20 Behold, O LORD, for I am in distress, mine inwards burn; my heart is turned within me, for I have grievously rebelled. Abroad the sword bereaveth, at home there is the like of death.
Gör, ya RAB, ne sıkıntılar çektiğimi, İçim kanıyor, yüreğim buruk, Çünkü çok asilik ettim; Dışarıda kılıç beni çocuklarımdan ayırmakta, İçerdeyse ölüm kol gezmekte.
21 They have heard that I sigh, there is none to comfort me; all mine enemies have heard of my trouble, and are glad, for Thou hast done it; Thou wilt bring the day that Thou hast proclaimed, and they shall be like unto me.

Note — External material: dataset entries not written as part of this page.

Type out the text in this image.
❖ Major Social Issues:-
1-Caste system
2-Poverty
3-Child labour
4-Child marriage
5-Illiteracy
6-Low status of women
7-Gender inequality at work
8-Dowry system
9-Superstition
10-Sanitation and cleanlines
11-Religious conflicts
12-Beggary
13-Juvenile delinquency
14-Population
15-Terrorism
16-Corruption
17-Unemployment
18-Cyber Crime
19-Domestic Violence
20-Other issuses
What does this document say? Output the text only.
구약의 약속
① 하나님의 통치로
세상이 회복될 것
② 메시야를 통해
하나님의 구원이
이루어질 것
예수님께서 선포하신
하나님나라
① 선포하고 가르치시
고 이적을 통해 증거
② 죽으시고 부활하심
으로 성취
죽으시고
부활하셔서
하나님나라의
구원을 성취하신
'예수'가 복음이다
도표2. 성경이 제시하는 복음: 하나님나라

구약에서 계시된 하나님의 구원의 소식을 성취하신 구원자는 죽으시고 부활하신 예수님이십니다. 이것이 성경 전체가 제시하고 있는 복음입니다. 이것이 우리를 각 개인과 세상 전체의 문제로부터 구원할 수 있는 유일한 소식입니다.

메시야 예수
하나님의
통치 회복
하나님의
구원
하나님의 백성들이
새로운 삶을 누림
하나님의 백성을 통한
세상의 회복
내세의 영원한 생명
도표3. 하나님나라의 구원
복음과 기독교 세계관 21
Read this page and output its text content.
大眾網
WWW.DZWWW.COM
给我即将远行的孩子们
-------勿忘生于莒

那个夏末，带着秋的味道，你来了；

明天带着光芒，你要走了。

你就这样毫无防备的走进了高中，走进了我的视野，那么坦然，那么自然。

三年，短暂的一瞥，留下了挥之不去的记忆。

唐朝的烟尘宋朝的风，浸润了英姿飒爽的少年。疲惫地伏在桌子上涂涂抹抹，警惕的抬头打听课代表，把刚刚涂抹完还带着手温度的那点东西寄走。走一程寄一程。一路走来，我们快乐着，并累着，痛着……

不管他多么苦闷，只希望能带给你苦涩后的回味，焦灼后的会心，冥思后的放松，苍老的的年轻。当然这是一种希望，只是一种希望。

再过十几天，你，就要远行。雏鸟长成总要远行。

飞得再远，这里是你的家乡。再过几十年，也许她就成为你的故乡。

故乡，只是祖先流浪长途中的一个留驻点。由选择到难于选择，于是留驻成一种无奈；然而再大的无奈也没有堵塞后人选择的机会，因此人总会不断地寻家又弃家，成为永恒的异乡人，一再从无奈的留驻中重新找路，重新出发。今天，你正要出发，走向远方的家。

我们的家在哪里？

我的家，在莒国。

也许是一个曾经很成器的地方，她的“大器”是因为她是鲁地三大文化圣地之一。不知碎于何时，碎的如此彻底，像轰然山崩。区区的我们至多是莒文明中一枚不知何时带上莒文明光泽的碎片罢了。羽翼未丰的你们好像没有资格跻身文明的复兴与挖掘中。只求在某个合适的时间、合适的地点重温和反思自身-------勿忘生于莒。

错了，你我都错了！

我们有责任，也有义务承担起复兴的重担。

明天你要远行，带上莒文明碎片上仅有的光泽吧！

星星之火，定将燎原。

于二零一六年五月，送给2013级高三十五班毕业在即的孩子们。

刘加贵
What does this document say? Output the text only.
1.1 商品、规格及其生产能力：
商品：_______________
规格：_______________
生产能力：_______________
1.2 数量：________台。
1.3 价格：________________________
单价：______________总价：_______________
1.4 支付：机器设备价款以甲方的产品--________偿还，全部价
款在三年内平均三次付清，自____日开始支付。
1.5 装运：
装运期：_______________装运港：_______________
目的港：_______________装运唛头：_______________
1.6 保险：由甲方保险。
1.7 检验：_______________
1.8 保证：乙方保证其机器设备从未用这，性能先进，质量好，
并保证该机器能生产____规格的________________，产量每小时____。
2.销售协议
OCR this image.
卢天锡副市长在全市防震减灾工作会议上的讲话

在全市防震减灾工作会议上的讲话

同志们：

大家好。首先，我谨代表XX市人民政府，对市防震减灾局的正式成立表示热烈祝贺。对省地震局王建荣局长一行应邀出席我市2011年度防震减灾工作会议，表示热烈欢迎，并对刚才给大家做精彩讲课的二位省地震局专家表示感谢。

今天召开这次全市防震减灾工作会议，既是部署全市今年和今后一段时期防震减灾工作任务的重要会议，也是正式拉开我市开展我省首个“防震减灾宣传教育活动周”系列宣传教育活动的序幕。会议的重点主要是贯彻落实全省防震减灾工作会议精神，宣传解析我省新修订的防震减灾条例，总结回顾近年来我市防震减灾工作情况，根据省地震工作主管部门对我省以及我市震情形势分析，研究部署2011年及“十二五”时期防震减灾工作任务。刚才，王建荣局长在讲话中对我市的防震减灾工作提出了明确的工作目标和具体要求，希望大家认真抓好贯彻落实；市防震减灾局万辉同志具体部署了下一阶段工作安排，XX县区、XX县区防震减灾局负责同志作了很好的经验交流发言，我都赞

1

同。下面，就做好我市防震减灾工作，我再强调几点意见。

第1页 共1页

İnlediğimi duydular, Beni avutan olmadı. Bütün düşmanlarım başıma gelen felaketi duydu, Sen yaptın diye sevinçten coştular. İlan ettiğin günü getir, Onlar da benim gibi olsunlar.
22 Let all their wickedness come before Thee; and do unto them, as Thou hast done unto me for all my transgressions; for my sighs are many and my heart is faint.'
Yaptıkları her kötülüğü anımsa, İsyanlarımdan ötürü bana ne yaptınsa onlara da yap; Çünkü sürekli inliyor, baygınlık geçiriyorum.”